Bila hal tersebut terus dibiarkan tanpa regulasi yang jelas, maka hal tersebut bisa berdampak.
Pertama, akses masyarakat dibatasi, bahkan untuk penduduk lokal yang hidup di sekitar danau.Kedua, biaya masuk mahal, menjadikannya hanya tempat rekreasi bagi kalangan tertentu.
Ketiga, aktivitas tradisional terpinggirkan, seperti nelayan atau warga yang biasa mencari air atau berkumpul di tepi danau.
Dampak bagi sosial dan ekonomi. Pariwisata eksklusif sering dijual sebagai “peluang ekonomi,” tetapi lebih banyak menguntungkan investor daripada masyarakat sekitar.

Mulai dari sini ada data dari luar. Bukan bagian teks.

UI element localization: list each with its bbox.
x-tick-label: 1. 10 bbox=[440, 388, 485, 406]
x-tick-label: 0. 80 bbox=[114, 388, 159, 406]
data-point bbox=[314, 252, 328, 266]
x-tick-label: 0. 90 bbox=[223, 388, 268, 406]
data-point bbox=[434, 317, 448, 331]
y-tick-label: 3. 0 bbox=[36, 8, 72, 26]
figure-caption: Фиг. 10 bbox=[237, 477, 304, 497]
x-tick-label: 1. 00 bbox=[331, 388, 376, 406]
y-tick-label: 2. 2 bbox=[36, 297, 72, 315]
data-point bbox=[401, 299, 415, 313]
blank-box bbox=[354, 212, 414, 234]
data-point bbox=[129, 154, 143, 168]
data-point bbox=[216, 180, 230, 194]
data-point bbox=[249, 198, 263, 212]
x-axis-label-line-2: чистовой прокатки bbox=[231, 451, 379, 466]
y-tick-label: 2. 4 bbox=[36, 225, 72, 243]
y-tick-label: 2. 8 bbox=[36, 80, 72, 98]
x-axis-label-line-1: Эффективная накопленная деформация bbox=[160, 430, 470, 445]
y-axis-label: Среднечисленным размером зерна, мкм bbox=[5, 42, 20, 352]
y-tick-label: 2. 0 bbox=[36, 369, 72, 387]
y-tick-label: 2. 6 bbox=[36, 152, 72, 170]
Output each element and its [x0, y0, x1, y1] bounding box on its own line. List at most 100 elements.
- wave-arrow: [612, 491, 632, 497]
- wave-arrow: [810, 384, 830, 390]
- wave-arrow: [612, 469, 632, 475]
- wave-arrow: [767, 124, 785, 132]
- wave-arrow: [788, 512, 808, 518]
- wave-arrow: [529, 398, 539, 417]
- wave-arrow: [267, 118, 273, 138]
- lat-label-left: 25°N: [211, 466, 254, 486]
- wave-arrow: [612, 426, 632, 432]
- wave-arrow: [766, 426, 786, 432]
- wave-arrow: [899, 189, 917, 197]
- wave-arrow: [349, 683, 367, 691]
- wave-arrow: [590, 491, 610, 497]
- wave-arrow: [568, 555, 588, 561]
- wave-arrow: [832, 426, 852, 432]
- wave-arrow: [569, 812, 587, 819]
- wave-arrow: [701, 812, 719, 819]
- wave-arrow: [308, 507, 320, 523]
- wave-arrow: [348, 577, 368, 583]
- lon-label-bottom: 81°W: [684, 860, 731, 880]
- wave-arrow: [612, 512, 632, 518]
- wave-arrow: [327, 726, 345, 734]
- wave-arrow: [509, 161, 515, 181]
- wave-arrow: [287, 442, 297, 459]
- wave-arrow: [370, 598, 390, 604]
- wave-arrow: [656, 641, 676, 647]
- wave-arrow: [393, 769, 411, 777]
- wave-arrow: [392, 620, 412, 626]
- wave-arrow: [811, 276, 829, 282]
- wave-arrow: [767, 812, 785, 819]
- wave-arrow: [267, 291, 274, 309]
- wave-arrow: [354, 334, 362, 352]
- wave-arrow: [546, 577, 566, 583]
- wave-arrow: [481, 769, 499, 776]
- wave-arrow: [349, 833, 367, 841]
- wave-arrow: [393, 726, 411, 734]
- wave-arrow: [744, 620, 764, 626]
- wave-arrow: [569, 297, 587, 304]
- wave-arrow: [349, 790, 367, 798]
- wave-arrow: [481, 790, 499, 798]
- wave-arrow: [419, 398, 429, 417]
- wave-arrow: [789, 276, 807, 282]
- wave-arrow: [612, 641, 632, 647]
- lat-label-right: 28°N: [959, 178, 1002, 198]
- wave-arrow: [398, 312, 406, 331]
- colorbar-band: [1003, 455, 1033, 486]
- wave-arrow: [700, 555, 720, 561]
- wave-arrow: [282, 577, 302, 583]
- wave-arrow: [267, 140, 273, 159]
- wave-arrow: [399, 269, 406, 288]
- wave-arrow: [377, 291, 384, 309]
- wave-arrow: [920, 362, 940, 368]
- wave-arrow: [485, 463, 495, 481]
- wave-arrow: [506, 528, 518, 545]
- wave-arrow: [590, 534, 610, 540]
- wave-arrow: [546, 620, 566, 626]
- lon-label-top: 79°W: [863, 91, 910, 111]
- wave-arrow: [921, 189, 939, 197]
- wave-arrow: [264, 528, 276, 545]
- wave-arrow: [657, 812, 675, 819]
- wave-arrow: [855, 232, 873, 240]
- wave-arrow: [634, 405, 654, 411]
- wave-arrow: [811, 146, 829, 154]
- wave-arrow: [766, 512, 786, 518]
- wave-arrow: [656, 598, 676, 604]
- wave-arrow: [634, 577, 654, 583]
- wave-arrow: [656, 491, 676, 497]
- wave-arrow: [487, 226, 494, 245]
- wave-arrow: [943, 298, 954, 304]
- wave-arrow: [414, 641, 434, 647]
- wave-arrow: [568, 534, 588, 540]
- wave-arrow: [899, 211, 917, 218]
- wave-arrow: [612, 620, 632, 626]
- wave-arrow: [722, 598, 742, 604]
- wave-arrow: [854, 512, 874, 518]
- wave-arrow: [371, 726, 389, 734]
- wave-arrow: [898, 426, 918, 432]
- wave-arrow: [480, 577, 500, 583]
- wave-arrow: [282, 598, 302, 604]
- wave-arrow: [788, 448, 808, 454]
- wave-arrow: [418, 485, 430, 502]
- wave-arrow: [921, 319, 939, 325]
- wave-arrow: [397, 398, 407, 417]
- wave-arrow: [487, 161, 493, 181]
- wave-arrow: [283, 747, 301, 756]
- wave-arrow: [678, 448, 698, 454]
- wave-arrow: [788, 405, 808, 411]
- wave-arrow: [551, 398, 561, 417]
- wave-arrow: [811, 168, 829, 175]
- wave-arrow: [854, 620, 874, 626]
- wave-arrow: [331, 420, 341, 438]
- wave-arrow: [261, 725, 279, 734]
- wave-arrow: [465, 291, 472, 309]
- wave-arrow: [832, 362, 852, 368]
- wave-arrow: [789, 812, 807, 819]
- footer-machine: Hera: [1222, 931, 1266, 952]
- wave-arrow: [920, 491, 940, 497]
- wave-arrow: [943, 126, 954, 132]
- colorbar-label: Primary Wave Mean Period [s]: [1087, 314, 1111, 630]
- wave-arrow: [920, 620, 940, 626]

Beberapa dampak negatifnya. Yakni ; harga tanah naik, memaksa warga lokal pindah karena tidak mampu membeli atau menyewa.
Lapangan pekerjaan terbatas, karena sering kali tenaga kerja yang dipekerjakan berasal dari luar daerah, bukan masyarakat setempat.
Ketimpangan ekonomi meningkat, di mana hanya segelintir orang yang mendapatkan keuntungan besar dari pariwisata.
Timbulnya kerusakan lingkungan. Alih-alih menjaga kelestarian danau, pariwisata eksklusif sering kali merusak ekosistem.
Contohnya, Pembangunan resort dan vila mewah yang mengurangi ruang hijau dan merusak ekosistem alami dan polusi dari aktivitas wisata, seperti sampah plastik, limbah hotel, atau kebisingan yang mengganggu flora dan fauna (https://lintasgayo.co/2023/10/26/selamatkan-ekologi-danau-lut-tawar/)
Menurut hemat penulis, bahwa seharusnya pariwisata tidak hanya menguntungkan segelintir orang. Solusi yang lebih inklusif bisa mencakup, antara lain ;
Pertama, membatasi privatisasi lahan di sekitar danau agar tetap bisa diakses publik. Kedua, mengembangkan ekowisata berbasis masyarakat, di mana warga sekitar menjadi bagian dari pengelolaan dan mendapatkan manfaat ekonomi langsung.
Ketiga, membuat regulasi ketat untuk memastikan lingkungan danau tetap terjaga dan tidak hanya menjadi objek eksploitasi bisnis.
Pariwisata bisa menjadi berkah atau bencana, tergantung bagaimana dikelola. Jangan sampai warga lokal menjadi penonton dinegerinya sendiri.
Dan kalau ini dibiarkan berlarut-larut tanpa penangan, penataan yang jelas bisa menjadi bola salju konflik. Tunggu meledaknya. Nauzubilahiminzalik.
*Penulis adalah hanya seorang antropolog dan pemerhati masalah sosial yang berdomisili di seputaran kota Takengon.